Mathieu Mboumba Nziengui est désormais illégitime à la tête de l’UPG © Archives Gabonactu.com

Libreville, 17 juillet (Gabonactu.com) – Le président de l’Union du peuple gabonais (UPG, opposition modérée), Mathieu Mboumba Nziengui, est considéré désormais comme un leader illégitime par ses militants pour n’avoir pas organisé, au mois de juin dernier,  le 2e congrès ordinaire de ce parti créé par l’opposant charismatique Pierre Mamboundou, décédé le 15 octobre 2011.

Elu sur le fil, 87 voix contre 76 pour la veuve  Mamboundou, au terme du 1er congrès de l’UPG organisé les 25 et 26 juin 2016 à Ndendé, dans la province de la Ngounié (Sud), Mboumba Nziengui a épuisé son mandat de trois ans. Selon les statuts et le règlement intérieur du parti, il était question pour lui de convoquer, un mois avant l’expiration de son mandat (26 juin dernier), un congrès pour renouveler le bureau exécutif. La rencontre politique n’aura pas eu lieu pour des raisons inconnues.

« Nous avons interpellé le président pour qu’il organise le congrès, mais il s’en fout », a confié à Gabonactu.com un cadre du parti, dénonçant au passage le mauvais management de Mathieu Mboumba Nziengui, du reste très contesté dorénavant par de nombreux militants.

Les UPGistes s’indignent par ailleurs de la non célébration du 30e anniversaire de ce parti créé le 14 juillet 1989 à Paris, en France. L’exécutif de l’UPG n’a même pas songé à faire une simple déclaration durant ce jour du souvenir. Une volonté manifeste, d’après les militants, de liquider « l’héritage de Pierre Mamboundou ».

L’élection de Mathieu Mboumba Nziengui à la tête de l’UPG en juin 2016 avait pour but de mettre définitivement fin à la crise de leadership survenue au lendemain du décès, le 15 octobre 2011, du président fondateur de cet ancien parti radical.

Après la disparition de Pierre Mamboundou, une crise de leadership a ébranlé le parti qui s’était par la suite fractionné. Plusieurs tendances s’étaient créées, dont l’UPG dite « Loyaliste » dirigée par Jean de Dieu Moukagni Iwangou et l’aile UPG « Légaliste » présidée par Mathieu Mboumba Nziengui. Une autre portion du parti avait rallié Bruno Ben Moubamba.
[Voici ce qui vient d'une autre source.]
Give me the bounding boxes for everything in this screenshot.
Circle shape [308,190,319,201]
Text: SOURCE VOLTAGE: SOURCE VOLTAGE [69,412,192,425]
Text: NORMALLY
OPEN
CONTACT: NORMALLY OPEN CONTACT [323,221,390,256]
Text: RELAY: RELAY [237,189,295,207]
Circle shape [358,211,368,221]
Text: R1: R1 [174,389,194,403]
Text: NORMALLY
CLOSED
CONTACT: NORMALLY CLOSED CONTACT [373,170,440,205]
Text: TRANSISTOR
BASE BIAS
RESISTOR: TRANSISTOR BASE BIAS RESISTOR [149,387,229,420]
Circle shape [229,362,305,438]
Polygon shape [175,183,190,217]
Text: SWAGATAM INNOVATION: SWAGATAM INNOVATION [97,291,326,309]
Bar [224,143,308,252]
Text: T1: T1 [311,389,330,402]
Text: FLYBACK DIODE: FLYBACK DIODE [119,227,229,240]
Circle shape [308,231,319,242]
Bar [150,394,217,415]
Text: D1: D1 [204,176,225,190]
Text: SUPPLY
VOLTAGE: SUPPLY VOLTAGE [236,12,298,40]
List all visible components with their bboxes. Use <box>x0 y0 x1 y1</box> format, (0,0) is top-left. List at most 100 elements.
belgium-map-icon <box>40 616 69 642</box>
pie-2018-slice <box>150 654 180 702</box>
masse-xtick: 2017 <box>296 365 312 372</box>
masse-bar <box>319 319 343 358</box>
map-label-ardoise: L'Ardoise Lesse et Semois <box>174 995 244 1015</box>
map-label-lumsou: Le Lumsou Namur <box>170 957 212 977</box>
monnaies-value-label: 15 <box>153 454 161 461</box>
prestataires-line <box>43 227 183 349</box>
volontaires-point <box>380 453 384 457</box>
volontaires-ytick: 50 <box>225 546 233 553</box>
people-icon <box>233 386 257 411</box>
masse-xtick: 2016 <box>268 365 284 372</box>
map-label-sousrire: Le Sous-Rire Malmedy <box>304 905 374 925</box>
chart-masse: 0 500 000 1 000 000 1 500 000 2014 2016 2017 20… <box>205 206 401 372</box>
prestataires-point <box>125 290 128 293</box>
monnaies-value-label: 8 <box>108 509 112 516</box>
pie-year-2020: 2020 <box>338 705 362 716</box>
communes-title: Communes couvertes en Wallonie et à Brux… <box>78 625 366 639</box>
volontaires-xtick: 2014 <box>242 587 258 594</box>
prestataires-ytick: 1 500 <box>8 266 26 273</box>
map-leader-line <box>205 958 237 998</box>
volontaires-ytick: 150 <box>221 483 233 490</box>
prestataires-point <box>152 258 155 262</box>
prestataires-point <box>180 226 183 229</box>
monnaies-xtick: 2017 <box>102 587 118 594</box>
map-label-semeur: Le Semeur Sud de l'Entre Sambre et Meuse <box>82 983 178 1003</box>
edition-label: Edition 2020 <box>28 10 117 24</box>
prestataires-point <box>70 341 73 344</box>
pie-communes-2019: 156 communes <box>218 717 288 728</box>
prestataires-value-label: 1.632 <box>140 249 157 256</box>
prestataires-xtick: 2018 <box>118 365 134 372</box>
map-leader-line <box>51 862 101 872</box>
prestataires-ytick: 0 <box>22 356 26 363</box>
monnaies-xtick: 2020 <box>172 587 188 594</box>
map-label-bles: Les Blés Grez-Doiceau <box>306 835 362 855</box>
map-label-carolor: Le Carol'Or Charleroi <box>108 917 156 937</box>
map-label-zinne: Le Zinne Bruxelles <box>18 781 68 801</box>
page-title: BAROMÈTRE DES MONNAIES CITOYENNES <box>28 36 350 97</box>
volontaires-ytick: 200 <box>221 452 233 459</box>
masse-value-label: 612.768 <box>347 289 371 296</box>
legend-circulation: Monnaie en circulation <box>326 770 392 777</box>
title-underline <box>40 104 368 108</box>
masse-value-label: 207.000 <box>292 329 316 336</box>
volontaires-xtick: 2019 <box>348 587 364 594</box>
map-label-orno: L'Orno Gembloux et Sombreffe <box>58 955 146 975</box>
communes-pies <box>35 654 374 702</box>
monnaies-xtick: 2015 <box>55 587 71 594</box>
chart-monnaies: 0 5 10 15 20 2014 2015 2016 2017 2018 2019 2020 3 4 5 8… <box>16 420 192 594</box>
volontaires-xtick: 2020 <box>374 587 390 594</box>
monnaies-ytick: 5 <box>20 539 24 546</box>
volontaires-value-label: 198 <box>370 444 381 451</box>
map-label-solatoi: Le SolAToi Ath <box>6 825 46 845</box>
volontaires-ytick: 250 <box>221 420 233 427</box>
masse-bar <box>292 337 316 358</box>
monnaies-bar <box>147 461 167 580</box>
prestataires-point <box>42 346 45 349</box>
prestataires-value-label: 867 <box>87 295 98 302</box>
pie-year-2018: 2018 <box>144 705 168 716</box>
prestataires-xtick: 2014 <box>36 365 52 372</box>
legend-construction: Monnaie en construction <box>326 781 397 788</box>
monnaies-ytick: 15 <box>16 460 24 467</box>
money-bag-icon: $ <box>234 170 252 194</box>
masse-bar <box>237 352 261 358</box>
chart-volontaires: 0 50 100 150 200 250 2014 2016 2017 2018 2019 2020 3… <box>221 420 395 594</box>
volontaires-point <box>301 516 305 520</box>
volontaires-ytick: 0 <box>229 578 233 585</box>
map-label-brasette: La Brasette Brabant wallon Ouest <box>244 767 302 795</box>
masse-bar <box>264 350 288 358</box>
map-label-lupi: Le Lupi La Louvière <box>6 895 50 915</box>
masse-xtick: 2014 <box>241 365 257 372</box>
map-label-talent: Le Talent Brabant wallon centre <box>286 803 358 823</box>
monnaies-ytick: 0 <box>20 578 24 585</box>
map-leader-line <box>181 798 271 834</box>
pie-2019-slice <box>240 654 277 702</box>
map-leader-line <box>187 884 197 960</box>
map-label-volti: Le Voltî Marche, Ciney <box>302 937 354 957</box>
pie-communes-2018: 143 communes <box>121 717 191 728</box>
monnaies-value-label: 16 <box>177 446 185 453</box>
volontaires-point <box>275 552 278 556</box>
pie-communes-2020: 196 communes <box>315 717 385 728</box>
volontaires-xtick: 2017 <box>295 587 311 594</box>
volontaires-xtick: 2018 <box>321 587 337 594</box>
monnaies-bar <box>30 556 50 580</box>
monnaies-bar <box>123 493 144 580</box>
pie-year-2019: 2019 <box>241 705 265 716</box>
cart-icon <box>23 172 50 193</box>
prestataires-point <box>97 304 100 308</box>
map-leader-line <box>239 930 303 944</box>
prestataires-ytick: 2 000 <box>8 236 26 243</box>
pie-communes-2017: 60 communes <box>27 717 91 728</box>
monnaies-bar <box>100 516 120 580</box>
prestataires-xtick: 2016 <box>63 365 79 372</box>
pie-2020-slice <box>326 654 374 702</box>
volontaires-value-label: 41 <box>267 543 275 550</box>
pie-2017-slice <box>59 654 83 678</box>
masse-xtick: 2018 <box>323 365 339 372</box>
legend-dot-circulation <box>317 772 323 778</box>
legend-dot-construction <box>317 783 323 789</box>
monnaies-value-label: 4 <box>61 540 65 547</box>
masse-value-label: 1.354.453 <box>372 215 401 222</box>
Le premier et le troisième cités ont transformé leurs courants en partis politiques indépendants, en changeant de dénomination, respectivement Union et Solidarité (US) et Alliance pour la restauration et le changement (ACR).

Par contre, Mathieu Mboumba Nziengui a gardé le nom originel du parti.

La crise de leadership semble toujours d’actualité au sein de l’UPG. La gestion approximative du parti a contraint certains cadres à créer en février 2018 un courant baptisé « les Mamboundouîstes ». Ce mouvement veut évincer Mathieu Mboumba Nziengui pour sortir l’UPG de sa « léthargie abyssale ».

Les Mamboundouîstes reprochent à Mathieu Mboumba Nziengui le manque de vision politique, la violation des statuts et du règlement du parti, le clanisme et le népotisme.